The flexible work philosophy is so familiar that it has almost taken on the status of a truism. Everyone knows that work is a thing you do, not a place you go to. In theory, at least. But even if the argument has been won and everyone acknowledges how much sense it makes, the awkward anomaly persists that the flexible workplace is rare. The majority of the workforce is still shivering on the train platform, sweating on the train and suffering the ill effects of vending machine coffee.
The partisans of the cause were out in force at Worktech 09, hosted again by the British Library; in fact, there was hardly a dissenting voice. Headline speaker and philosopher-at-large Alain de Botton was on message, answering a question about the respective merits of the doing and going concepts of work: In the absence of knowing what they [managers] want from staff, they just want them hanging around the place. Because they don't know what result they want, there is this desire for control.
De Botton believes the answer is for managers to think harder about what they want out of their staff, then to monitor them to see if they are delivering it. If de Botton were a manager, he would tell his people: Do anything you like, go anywhere you want : I don't care. But if you don't do the work you get sacked. Babysitting the workforce, making them sign in and out and account for their whereabouts between the hours of 9am and 5pm makes no sense in a knowledge economy.
Commuting
Mark Dixon, chief executive of managed office space provider Regus, can see no more sense in it than de Botton. The reason people are commuting is, in general, because their company has told them that they have to come into the office. Dixon believes that flexible working arrangements increase productivity and reduce workspace overheads. Combine this with employee demand for control over their whereabouts and work patterns, and the financial and human cost of lengthy commutes, and a revolution is just waiting to be triggered.
In Dixon's view, the recession is that trigger. The catalyst of this recession is changing everything, forcing companies to put these ideas. which have been around for five or 10 years, into practice.
Regus is just one of the companies that has been given the recessionary shot in the arm it needed to make the most of the new technologies and work models available. Business travel within the multinational organisation is almost a thing of the past; teleconferencing is as widely used as email.
Workplace consultant Erik Veldhoen, perhaps the day's most passionate advocate of flexible working, stressed that information is independent of time and place, telling delegates that ours is a world of 100 per cent connectivity. In such a world, the gap that opened up between work and home life during the industrial revolution can finally be closed. In fact, the technological revolution means that traditional workplace culture will be unable to sustain itself, he insists: It's revolution time.

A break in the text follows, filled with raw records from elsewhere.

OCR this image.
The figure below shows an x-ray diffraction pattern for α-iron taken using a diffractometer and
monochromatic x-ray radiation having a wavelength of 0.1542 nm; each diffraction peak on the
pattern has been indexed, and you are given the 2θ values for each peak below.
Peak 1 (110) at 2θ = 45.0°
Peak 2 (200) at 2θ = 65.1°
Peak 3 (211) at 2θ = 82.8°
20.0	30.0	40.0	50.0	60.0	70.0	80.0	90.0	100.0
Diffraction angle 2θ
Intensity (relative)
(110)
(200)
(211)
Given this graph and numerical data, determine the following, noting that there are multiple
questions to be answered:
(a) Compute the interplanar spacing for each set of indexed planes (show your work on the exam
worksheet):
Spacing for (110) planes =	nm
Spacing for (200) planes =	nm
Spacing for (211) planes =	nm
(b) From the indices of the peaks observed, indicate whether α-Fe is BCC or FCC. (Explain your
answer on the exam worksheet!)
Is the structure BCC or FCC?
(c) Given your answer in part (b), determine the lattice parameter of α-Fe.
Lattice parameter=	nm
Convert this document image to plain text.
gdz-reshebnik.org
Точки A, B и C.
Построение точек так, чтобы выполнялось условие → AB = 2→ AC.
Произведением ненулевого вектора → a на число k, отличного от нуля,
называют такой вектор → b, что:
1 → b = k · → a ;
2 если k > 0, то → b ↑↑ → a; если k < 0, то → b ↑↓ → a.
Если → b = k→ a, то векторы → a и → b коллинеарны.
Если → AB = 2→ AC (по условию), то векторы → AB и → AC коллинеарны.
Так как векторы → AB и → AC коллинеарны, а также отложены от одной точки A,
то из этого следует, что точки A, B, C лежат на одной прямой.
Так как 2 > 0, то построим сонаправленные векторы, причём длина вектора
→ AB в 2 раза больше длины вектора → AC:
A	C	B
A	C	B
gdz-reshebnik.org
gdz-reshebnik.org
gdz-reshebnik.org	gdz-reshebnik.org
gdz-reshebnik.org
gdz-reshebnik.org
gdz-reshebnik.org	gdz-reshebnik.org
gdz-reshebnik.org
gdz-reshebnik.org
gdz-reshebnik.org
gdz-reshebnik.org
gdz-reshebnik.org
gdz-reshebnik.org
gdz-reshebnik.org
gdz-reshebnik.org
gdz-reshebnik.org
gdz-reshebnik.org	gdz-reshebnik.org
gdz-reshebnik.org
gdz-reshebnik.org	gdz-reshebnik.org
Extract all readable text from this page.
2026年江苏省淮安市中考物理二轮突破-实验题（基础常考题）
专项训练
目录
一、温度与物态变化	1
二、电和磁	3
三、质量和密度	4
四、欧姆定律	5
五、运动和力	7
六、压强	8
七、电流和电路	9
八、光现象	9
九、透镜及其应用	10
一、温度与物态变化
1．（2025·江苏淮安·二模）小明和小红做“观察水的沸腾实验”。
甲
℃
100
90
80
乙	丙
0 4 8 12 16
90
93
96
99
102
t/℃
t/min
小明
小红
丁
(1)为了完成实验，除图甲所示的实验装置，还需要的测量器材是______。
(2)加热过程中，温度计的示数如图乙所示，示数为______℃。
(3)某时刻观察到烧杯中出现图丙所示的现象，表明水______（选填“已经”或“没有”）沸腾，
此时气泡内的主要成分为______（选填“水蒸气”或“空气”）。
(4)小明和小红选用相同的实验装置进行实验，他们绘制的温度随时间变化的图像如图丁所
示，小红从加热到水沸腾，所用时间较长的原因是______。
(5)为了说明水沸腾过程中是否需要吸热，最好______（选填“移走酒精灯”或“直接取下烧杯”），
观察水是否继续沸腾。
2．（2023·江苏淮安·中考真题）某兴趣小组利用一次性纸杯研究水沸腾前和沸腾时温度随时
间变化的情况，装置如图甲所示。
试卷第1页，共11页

Talk of revolution was in the air at the British Library. As well as Veldhoen sounding the warning, Philip Vanhoute, MD EMEA of Plantronics, invoked the spirit of 1989 in talking about the greater freedom offered by today's telecoms. He told the conference floor: 'The Berlin Wall of the working world is coming down.'
Why then is flexible working still something that is mostly talked about at conferences? If it was plausible to point the finger at technological shortcomings five years ago, the case is now all but impossible to make. Worktech was this year a compelling demonstration of the maturity of the available technology. It isn't as if the technology is lacking either. Whatever the reason, technological shortcomings aren't behind the somewhat limited take-up. Cloud networks, IP telephony, video-conferencing, the humble BlackBerry, the humdrum laptop: the boffins have equipped business with an array of technology to support imaginative ways of working. If companies have the will to inaugurate new ways of working, there are products to enable that change.
Vague
So what is the answer? Various theories were on offer. De Botton attributed it to a certain vagueness in most managers' ideas of what they were looking for from their workforce. Annie Leeson, a researcher working with Plantronics, suggested the reluctance of conservative managers was to blame.
Dixon highlighted a corporate inertia: It is hard for companies to change their methods of operation because they've been ingrained over generations. The key to overcoming this is publicity, Dixon argued. Success stories have to get the message out about what they have achieved. Flexible working needs its poster boys (and girls).
And there were a number of them in evidence at Worktech. Case studies from the BBC, Australian investment bank Macquarrie and telecoms giant Nokia were all prospectuses for what can be achieved with ambitious flexible working programmes, with cost and space efficiencies possible, as well as improved staff retention and increased productivity.
Clive Wilkinson of Australian investment bank Macquarrie called the organisation's new workplace project at its HQ a transformation rather than a real estate or an IT project.
The success stories are out there and they are clearly working hard to communicate what they have achieved and to incorporate flexible working into their brands. If it is just a case of inertia working in tandem with ignorance, then as the message spreads we should see flexible working make further inroads, expanding its power beyond the beach head of three per cent of the working population it currently has. If not, Worktech events to come will be kept busy asking why.